Sometimes games are really good, gang.
I miss the days when I had a bunch of pals hanging out on Flickr.
I am so looking forward to this game: Cairn is a realistic-ish climbing game with a layer of survival and resource management mechanics, and it feels really good to play, right down to the calming breath from a bomber hold to the Elvis-leg twitching you get from holding too long on a sketchy, fatigued toe edge.
After a hard pitch, you can roll out your little bivvy sack, cook some instant noodles with your ultralight stove, and sleep with a view of the stars. It’s delightful and a perfect depiction of dirtbag climber downtime.
You have to manage food, water, and consumables like climbing chalk that give you a temporary boost, and at one point in the demo I had to rappel all the way down several crags to fill my water bottles and spend my meager few coins on a packet of fruit chews – I just hoped it would fill my energy meter enough to get back to, and then finish, the final long pitch of the climb.

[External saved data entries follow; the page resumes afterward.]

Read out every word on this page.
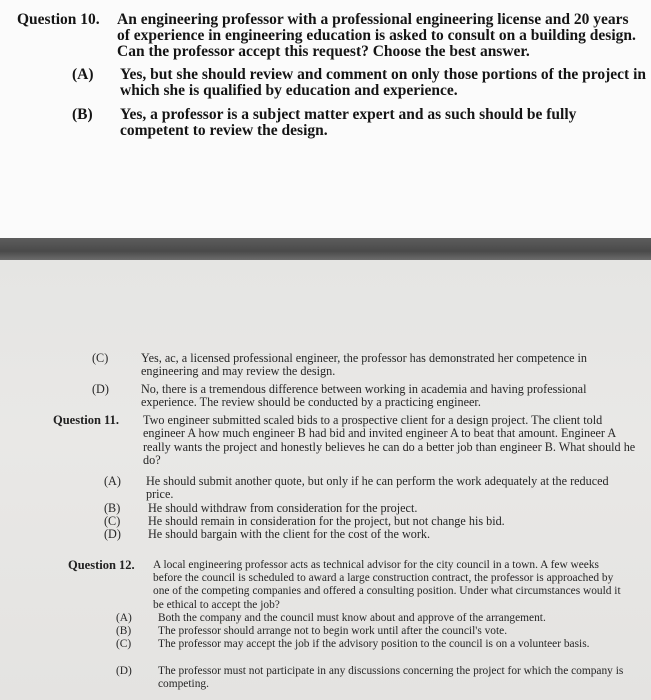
Question 10. An engineering professor with a professional engineering license and 20 years of experience in engineering education is asked to consult on a building design. Can the professor accept this request? Choose the best answer.
(A) Yes, but she should review and comment on only those portions of the project in which she is qualified by education and experience.
(B) Yes, a professor is a subject matter expert and as such should be fully competent to review the design.
(C)	Yes, ac, a licensed professional engineer, the professor has demonstrated her competence in engineering and may review the design.
(D)	No, there is a tremendous difference between working in academia and having professional experience. The review should be conducted by a practicing engineer.
Question 11. Two engineer submitted scaled bids to a prospective client for a design project. The client told engineer A how much engineer B had bid and invited engineer A to beat that amount. Engineer A really wants the project and honestly believes he can do a better job than engineer B. What should he do?
(A) He should submit another quote, but only if he can perform the work adequately at the reduced price.
(B) He should withdraw from consideration for the project.
(C) He should remain in consideration for the project, but not change his bid.
(D) He should bargain with the client for the cost of the work.
Question 12. A local engineering professor acts as technical advisor for the city council in a town. A few weeks before the council is scheduled to award a large construction contract, the professor is approached by one of the competing companies and offered a consulting position. Under what circumstances would it be ethical to accept the job?
(A) Both the company and the council must know about and approve of the arrangement.
(B) The professor should arrange not to begin work until after the council's vote.
(C) The professor may accept the job if the advisory position to the council is on a volunteer basis.
(D) The professor must not participate in any discussions concerning the project for which the company is competing.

I had barely enough food energy to make it to the top, and when I finally topped out, doubled over from the effort, exhaustion and hunger, it felt like an amazing triumph.
I knew this game sounded familiar, and I found Riley MacLeod’s great writeup of the demo from a couple months back, which I’m sure I read at the time. The demo now has a mode that lets the player somewhat-gracefully select the limb to move, which I found I needed when I got myself into tricky, awkward positions on the wall. This game looks like something special and I can’t wait for its full release to see how it handles things like expedition-length trips – route finding for resupply drops, heck yes! – and what it does with the hints of story found in the demo.